Özgürlük Yanılsaması – Rousseau ve Marx
Kapitalizm, bireysel özgürlüğün son durağı mı? Liberal kuramcılar diyor ki: “Serbest piyasa ekonomisi, belki eşitlik, kardeşlik ve adalet sağlayamıyor ama hiç olmazsa özgürlüğü garanti altına alıyor.” Özgürlüğün, tüketicilerin marka seçme özgürlüğüne ya da soyut vatandaşların eşit yasal haklarına indirgenemeyeceğini düşünüyorsak, liberalizmin ilk eleştirmenlerinden Rousseau ve Marx’ın alternatif özgürlük anlayışlarından hâlâ öğreneceğimiz çok şey var.
Çoğumuz, ya özgürlüğü kuralsızlık olarak tanımlayıp, mutlak özgürlüğün hiçbir toplumda var olamayacağını düşünüyoruz, ya da özgürlüğü “özel alan” içindeki serbestliğe indirgeyip, kendimizi özgür hissetmenin özgür olmak için yeterli olduğuna inanıyoruz. Peki, ya Rousseau’nun iddia ettiği gibi ayağımızdaki zincirleri halhal zannedip çiçeklerle süslüyorsak? Özgürleşmenin ilk adımı, şu anda neden özgür olmadığımızı kavramaktan geçiyor.

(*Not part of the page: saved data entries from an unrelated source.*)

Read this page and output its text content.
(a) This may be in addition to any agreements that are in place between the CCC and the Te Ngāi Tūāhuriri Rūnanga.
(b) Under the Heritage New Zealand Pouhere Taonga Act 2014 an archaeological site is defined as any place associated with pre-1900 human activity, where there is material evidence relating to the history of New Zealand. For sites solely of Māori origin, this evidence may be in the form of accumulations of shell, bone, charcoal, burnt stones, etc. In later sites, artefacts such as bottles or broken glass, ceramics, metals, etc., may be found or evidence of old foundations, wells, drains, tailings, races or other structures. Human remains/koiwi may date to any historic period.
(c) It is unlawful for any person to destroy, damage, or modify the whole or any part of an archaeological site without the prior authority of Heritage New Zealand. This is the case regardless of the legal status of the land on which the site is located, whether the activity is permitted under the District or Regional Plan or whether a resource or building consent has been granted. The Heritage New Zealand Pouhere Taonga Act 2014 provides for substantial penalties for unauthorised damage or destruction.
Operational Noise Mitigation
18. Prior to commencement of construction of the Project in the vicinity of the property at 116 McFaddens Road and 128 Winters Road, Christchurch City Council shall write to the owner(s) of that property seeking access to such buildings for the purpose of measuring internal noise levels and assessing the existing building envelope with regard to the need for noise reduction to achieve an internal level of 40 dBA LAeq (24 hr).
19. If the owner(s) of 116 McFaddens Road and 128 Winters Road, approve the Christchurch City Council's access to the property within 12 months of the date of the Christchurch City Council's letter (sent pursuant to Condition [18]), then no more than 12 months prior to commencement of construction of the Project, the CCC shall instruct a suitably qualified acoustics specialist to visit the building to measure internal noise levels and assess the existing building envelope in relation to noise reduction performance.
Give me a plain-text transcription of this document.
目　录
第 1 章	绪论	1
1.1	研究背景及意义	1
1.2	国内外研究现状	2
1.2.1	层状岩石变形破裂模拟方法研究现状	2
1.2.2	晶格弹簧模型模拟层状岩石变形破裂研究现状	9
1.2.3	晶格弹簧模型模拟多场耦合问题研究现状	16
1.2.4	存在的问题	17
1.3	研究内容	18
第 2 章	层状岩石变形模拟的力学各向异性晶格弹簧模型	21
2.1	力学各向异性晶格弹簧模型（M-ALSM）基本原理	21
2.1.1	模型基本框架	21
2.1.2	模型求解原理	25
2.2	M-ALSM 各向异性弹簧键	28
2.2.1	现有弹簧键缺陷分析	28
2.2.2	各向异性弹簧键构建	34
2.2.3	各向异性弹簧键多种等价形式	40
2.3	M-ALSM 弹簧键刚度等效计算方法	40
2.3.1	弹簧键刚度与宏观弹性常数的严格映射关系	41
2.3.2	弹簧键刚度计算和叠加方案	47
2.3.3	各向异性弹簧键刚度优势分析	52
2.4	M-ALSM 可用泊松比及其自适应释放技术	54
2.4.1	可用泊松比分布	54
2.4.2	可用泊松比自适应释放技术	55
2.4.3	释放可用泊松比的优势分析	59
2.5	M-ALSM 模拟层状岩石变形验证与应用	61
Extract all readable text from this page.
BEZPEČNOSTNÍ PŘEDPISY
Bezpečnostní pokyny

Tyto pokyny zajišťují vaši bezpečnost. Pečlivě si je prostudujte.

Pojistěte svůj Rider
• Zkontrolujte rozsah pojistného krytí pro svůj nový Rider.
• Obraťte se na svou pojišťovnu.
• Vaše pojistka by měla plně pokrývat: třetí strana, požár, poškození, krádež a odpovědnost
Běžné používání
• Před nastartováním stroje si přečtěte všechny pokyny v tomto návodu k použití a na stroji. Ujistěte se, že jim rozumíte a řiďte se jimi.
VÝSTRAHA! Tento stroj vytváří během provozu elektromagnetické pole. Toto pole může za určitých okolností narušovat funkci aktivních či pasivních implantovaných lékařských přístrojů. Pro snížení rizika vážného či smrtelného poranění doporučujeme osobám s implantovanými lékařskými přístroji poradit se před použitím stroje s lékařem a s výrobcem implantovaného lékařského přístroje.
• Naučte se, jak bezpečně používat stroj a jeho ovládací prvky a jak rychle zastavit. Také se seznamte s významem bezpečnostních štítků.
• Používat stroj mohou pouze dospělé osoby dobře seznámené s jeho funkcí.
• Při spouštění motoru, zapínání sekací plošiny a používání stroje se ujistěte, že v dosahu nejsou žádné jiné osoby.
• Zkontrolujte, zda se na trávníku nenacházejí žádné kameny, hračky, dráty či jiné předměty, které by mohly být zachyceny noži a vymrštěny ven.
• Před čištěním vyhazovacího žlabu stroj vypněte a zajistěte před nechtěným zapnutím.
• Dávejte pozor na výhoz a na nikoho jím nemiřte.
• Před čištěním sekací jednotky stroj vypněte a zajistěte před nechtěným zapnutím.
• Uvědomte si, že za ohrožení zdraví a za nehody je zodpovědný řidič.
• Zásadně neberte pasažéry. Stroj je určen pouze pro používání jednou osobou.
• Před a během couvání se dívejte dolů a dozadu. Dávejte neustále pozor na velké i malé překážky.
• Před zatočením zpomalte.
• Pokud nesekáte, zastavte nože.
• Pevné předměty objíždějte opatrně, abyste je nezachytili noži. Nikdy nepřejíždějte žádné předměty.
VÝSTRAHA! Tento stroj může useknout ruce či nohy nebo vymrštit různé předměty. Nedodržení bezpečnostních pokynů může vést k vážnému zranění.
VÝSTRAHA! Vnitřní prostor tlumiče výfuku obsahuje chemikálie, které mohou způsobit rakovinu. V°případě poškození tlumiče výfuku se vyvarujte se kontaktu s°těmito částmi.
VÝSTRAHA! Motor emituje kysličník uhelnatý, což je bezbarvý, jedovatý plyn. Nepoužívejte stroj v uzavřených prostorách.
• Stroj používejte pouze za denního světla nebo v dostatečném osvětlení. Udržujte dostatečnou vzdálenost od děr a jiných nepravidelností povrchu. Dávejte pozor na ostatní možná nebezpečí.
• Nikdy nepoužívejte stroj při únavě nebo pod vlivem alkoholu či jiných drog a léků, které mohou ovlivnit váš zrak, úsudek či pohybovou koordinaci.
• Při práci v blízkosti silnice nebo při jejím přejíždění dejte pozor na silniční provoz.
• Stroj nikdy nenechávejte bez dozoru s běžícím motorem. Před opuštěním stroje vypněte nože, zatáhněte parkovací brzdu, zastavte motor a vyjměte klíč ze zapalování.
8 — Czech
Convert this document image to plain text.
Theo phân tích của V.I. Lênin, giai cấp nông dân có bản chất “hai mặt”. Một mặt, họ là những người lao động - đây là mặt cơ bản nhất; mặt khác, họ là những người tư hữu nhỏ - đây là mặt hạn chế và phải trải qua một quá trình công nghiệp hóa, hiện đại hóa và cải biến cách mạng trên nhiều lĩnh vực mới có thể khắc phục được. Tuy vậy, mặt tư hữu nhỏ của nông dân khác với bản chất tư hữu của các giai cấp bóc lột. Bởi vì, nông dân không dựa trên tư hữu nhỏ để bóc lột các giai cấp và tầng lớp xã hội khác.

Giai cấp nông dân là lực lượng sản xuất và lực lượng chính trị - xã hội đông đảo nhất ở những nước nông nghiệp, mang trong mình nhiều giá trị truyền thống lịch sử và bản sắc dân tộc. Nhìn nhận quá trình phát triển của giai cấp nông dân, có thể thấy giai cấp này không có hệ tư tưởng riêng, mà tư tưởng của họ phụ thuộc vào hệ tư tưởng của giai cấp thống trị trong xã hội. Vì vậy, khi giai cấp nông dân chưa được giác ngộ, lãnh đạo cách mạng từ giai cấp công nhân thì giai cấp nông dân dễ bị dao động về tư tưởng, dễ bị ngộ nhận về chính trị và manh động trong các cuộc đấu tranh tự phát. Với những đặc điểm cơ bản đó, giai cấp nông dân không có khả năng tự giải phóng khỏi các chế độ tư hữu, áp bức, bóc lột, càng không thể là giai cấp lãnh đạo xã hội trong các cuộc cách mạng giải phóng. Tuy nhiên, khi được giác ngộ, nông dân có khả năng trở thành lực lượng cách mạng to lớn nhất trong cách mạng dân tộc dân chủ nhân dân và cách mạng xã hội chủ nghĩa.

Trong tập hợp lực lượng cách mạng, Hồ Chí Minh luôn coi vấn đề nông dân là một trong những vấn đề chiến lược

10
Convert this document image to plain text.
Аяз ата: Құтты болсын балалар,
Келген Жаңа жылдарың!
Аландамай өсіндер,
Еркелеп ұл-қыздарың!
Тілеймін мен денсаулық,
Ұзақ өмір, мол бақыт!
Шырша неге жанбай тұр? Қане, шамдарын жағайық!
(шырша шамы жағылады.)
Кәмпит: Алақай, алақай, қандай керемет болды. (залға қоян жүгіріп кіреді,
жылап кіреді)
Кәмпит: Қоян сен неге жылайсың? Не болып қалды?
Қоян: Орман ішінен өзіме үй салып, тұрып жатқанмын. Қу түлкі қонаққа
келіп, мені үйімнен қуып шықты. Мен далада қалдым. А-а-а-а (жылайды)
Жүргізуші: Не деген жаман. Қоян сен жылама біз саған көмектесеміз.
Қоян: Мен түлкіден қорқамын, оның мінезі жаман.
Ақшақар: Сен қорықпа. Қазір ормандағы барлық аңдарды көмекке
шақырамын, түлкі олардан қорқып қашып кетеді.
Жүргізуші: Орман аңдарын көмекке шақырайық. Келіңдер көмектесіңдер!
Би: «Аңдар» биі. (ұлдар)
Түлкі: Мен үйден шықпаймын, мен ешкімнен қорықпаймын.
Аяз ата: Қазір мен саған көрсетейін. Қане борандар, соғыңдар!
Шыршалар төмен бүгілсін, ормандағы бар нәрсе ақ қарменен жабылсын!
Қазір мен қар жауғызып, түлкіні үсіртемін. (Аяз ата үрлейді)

Modern toplumda içine düştüğümüz “özgürlük yanılsaması”nı açıklayan Rousseau ve Marx, özgürlüğün ihtiyaçlarla ilişkisine dair iki farklı tez öne sürüyor. Rousseau’ya göre, uygarlık, arzuları ve bağımlılıkları artırdıkça toplumlar yozlaşır ve insanlar farkına varmadan özgürlüklerini kaybeder. Özgürlüğün koşulu “yapay arzular”dan kurtularak yetenekler ve ihtiyaçlar arasında denge kurulmasıdır. Oysa Marx’a göre özgürleşme ancak ihtiyaçların artması ve insancıllaşmasıyla mümkündür. Bütün ihtiyaçlarımızı para ihtiyacına indirgeyen “meta fetişizmi”nden kurtulma mücadelesi, yabancılaşmanın aşılmasının da önünü açar. Bu kitap, “Biz kimiz? Nereden geldik? Nereye gidiyoruz? Nasıl özgürleşebiliriz?” sorularının peşine düşen herkesi düşünsel bir yolculuğa davet ediyor.